Introduction To Microeconomics

What is Microeconomics?

Microeconomics is a branch of economics that contemplate the attributes of decision makers within the economy, such as households, individuals and enterprises. The term firm is generally used to refer to all sorts of business activities. Microeconomics differ from the study of Macroeconomics, which considers the economy as an entity.

To put it in other words, Microeconomics is referred to the social science that analyses the associations of human action, particularly about how those choices influence the consumption and allocation of scarce resources. The concept of Microeconomics shows how and why different commodities have different values, how individuals make more practical or more efficient decisions and how individuals organise and cooperate with each other.

Who is the Father of Microeconomics?

Adam Smith is considered the father of microeconomics, who is coincidentally the father of economics. According to Smith, the government does not tamper with the economy, a country’s resources will be most effectually utilised, free-market issues will fix themselves and a nation’s welfare and best interests will be agreed.

However, Smith’s opinions on the economy predominated for the next 2 centuries, however, in the late 19th and early 20th centuries, the views of Alfred Marshall (1842-1924), a London-born economist, had a significant influence on economic theory.

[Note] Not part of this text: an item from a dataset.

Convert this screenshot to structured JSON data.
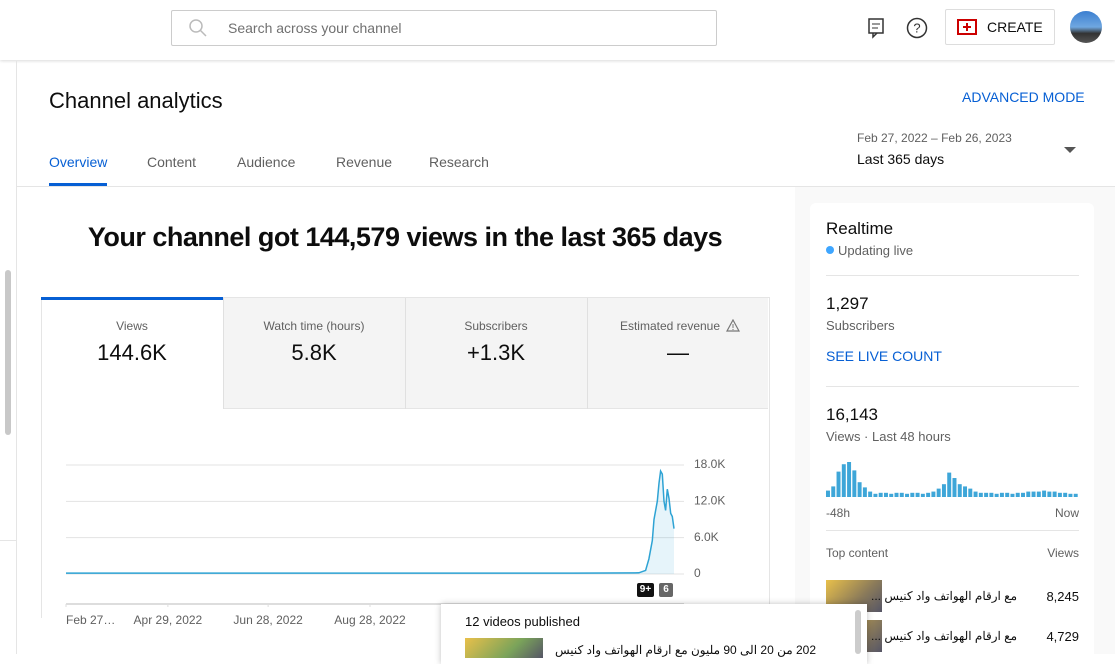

Examples of Microeconomics

The microeconomics analyses the traits of the “small” economic factors (like workers, households, companies) and Macroeconomics the “large”, economic units (like capital investment, consumption, GTP, unemployment). However, microeconomics and macroeconomics study the corresponding concepts at various levels. The below mentioned are representative examples of microeconomics:

  1. Demand: How the demand for commodities is determined by income, choices, cost prices and other circumstances such as expectations.
  2. Supply: This is to ascertain how manufacturers determine to enter markets, scale production and exit markets.
  3. Opportunity Cost: The compromises or the trade-offs that the individuals and enterprises make to accomplish restrained resources such as money, time, land and capital. For instance, an individual who can decide to go to an academy or begin a company who doesn’t have enough time or money to do both.
  4. Consumer Choice: This is to determine, how the needs, assumptions and data influence and shape the customer choices. The notion that the customers maximise their anticipated utility of purchases; this implies that they purchase the things they assume to be most useful to them.
  5. Welfare Economics: Creating the influence of social programs on economic choices such as labour participation or risk-taking.